NEW YORK — McDonald's Corp. on Friday said its third-quarter net income rose by 9 percent to $1.51 billion, its ninth straight quarter of earnings gains.
The fast food giant's results, which beat Wall Street estimates, were boosted by a 14 percent increase in revenue that offset some higher expenses the chain is facing, including a higher effective tax rate and rising labor costs in Europe and other markets.
Investors rewarded the news, sending shares up more than 3 percent to $91.96.
McDonald's has performed well throughout the recession and its aftermath, partly because the chain has managed to reshape its image from a burger-and-fries joint into a hip, healthy place to eat. The world's largest burger chain, which other fast-food companies often copy, has introduced new menu items like smoothies and oatmeal, remodeled restaurants, and converted more locations to 24-hour operations.
Jim Skinner, McDonald's CEO, said in a statement that the third-quarter results are "a clear indication that our strategy is working."

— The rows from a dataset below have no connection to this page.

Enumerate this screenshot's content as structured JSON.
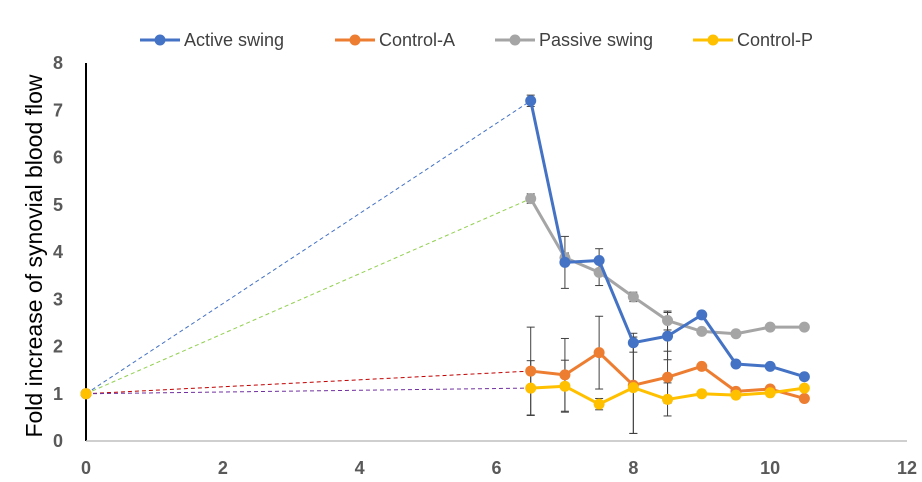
{
  "chart_data": {
    "type": "line",
    "title": "",
    "xlabel": "",
    "ylabel": "Fold increase of synovial blood flow",
    "xlim": [
      0,
      12
    ],
    "ylim": [
      0,
      8
    ],
    "xticks": [
      0,
      2,
      4,
      6,
      8,
      10,
      12
    ],
    "yticks": [
      0,
      1,
      2,
      3,
      4,
      5,
      6,
      7,
      8
    ],
    "grid": false,
    "legend_position": "top",
    "series": [
      {
        "name": "Active swing",
        "color": "#4472C4",
        "x": [
          6.5,
          7,
          7.5,
          8,
          8.5,
          9,
          9.5,
          10,
          10.5
        ],
        "y": [
          7.2,
          3.78,
          3.82,
          2.08,
          2.22,
          2.67,
          1.63,
          1.58,
          1.36
        ],
        "err": [
          0.12,
          0.55,
          0.25,
          0.2,
          0.5,
          0,
          0,
          0,
          0
        ],
        "baseline": {
          "x": 0,
          "y": 1,
          "color": "#4472C4"
        }
      },
      {
        "name": "Control-A",
        "color": "#ED7D31",
        "x": [
          6.5,
          7,
          7.5,
          8,
          8.5,
          9,
          9.5,
          10,
          10.5
        ],
        "y": [
          1.48,
          1.4,
          1.87,
          1.18,
          1.35,
          1.58,
          1.05,
          1.1,
          0.9
        ],
        "err": [
          0.93,
          0.77,
          0.77,
          1.02,
          0.55,
          0,
          0,
          0,
          0
        ],
        "baseline": {
          "x": 0,
          "y": 1,
          "color": "#C00000"
        }
      },
      {
        "name": "Passive swing",
        "color": "#A5A5A5",
        "x": [
          6.5,
          7,
          7.5,
          8,
          8.5,
          9,
          9.5,
          10,
          10.5
        ],
        "y": [
          5.13,
          3.88,
          3.57,
          3.05,
          2.55,
          2.32,
          2.27,
          2.41,
          2.41
        ],
        "err": [
          0.1,
          0.1,
          0.28,
          0.1,
          0.2,
          0,
          0,
          0,
          0
        ],
        "baseline": {
          "x": 0,
          "y": 1,
          "color": "#92D050"
        }
      },
      {
        "name": "Control-P",
        "color": "#FFC000",
        "x": [
          6.5,
          7,
          7.5,
          8,
          8.5,
          9,
          9.5,
          10,
          10.5
        ],
        "y": [
          1.12,
          1.16,
          0.78,
          1.13,
          0.88,
          1.0,
          0.97,
          1.02,
          1.12
        ],
        "err": [
          0.58,
          0.55,
          0.12,
          0.97,
          0.35,
          0,
          0,
          0,
          0
        ],
        "baseline": {
          "x": 0,
          "y": 1,
          "color": "#7030A0"
        }
      }
    ]
  }
}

McDonald's success also comes from efforts to focus on growing emerging markets as the U.S. economy struggles. In China, McDonald's increased its restaurant locations from about 1,200 to 1,400 over the year. And Europe now accounts for the biggest portion of McDonald's revenue, slightly more than 40 percent.
McDonald's revenue in the U.S. rose 5 percent, respectable compared to the performance of many rivals but slow compared to its own performance in other regions. Revenue in Europe climbed 16 percent, and revenue in Asia/Pacific, the Middle East and Africa climbed 20 percent. However, those gains also benefited from the impact of foreign currencies: When the dollar is weak, money made in other countries translates into more dollars in the U.S.

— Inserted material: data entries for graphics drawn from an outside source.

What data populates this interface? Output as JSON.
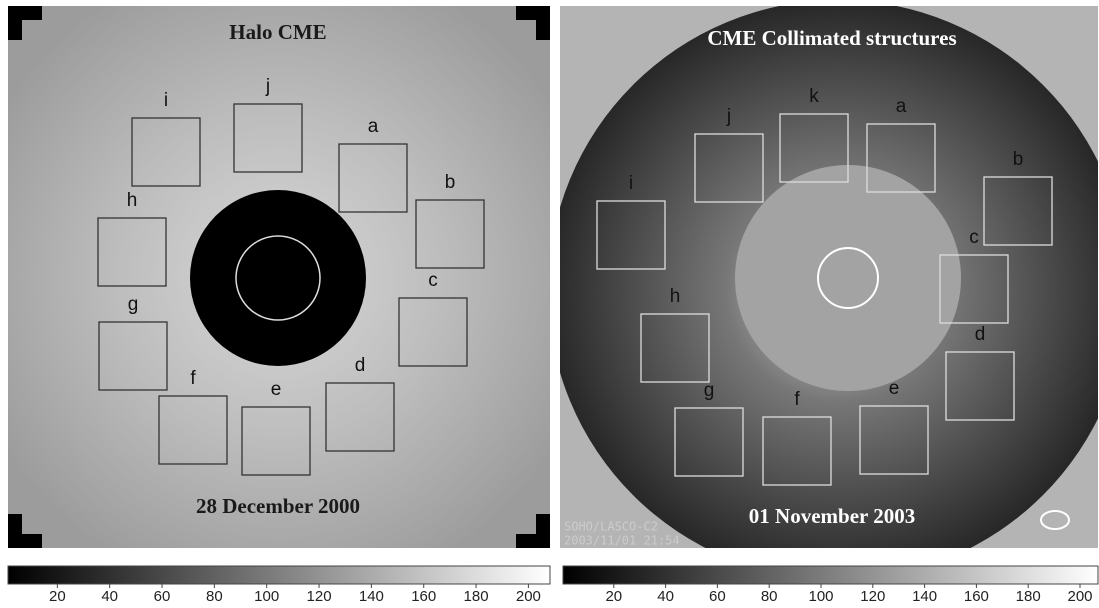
{
  "panels": [
    {
      "title": "Halo CME",
      "date": "28 December 2000",
      "boxes": [
        "i",
        "j",
        "a",
        "b",
        "c",
        "d",
        "e",
        "f",
        "g",
        "h"
      ],
      "colorbar": {
        "ticks": [
          20,
          40,
          60,
          80,
          100,
          120,
          140,
          160,
          180,
          200
        ]
      }
    },
    {
      "title": "CME Collimated structures",
      "date": "01 November 2003",
      "instrument": "SOHO/LASCO-C2",
      "timestamp": "2003/11/01 21:54",
      "boxes": [
        "i",
        "j",
        "k",
        "a",
        "b",
        "c",
        "d",
        "e",
        "f",
        "g",
        "h"
      ],
      "colorbar": {
        "ticks": [
          20,
          40,
          60,
          80,
          100,
          120,
          140,
          160,
          180,
          200
        ]
      }
    }
  ]
}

Overall revenue rose to $7.17 billion, beating the $7.02 billion expected by analysts polled by FactSet. Revenue at stores open at least 13 months rose 5 percent. That's a key measure of a company's health because it excludes the impact of recently opened or closed locations. Per-share earnings were $1.45, beating analysts' expectations of $1.43.

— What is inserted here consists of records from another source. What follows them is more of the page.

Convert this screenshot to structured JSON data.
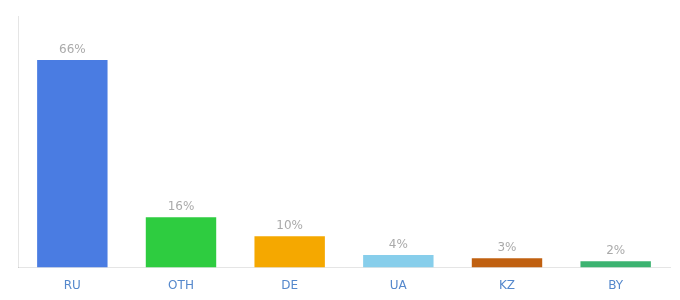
{
  "chart_data": {
    "type": "bar",
    "categories": [
      "RU",
      "OTH",
      "DE",
      "UA",
      "KZ",
      "BY"
    ],
    "values": [
      66,
      16,
      10,
      4,
      3,
      2
    ],
    "value_labels": [
      "66%",
      "16%",
      "10%",
      "4%",
      "3%",
      "2%"
    ],
    "colors": [
      "#4a7ce2",
      "#2ecc40",
      "#f5a800",
      "#87ceeb",
      "#c06010",
      "#3cb371"
    ],
    "ylim": [
      0,
      80
    ],
    "yticks": [],
    "grid": false,
    "data_labels": true,
    "tick_labels": "x"
  }
}
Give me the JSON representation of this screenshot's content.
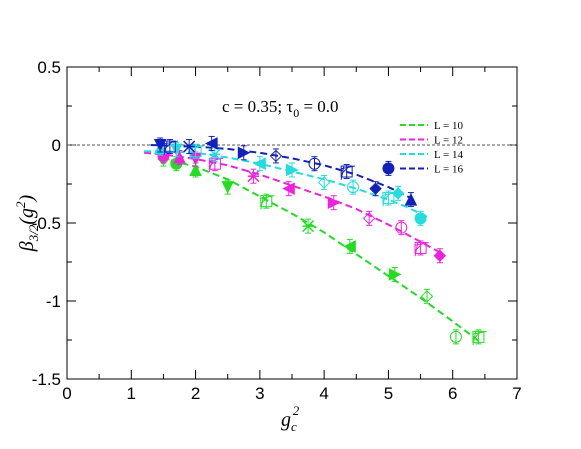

The revenue figures are a snapshot of money spent on food at both company-owned and franchised restaurants. They do not reflect McDonald's corporate revenue, which consists of revenue at company-owned stores plus fees and rents paid by franchisees.
Per-share earnings were $1.45, beating analysts' expectations of $1.43.
Analysts will be trying to figure out how long McDonald's momentum will last. Like many companies, McDonald's has raised prices on customers this year to deal with the higher costs for ingredients like beef and materials like fuel. But it has to be careful to not raise prices too much and risk driving away its budget-conscious customers.
Additionally, McDonald's some franchisees are upset over the costs they have to pay for remodeling. Many of the chain's expenses are on the rise as well.
McDonald's effective tax rate rose to 33.4 percent, up from 29.7 percent, because of some lower foreign tax credits. Higher labor costs in Europe and the region that covers Asia, the Middle East and Africa crimped profit margins at company-operated stores there. So did costs related to the new store openings in China.
McDonald's said it expects interest expenses to increase 8 to 10 percent for 2011. It expects food costs to increase 4.5 to 5 percent in the U.S. and Europe for the year. For the past two quarters it had predicted a slightly lower increase, 4 to 4.5 percent.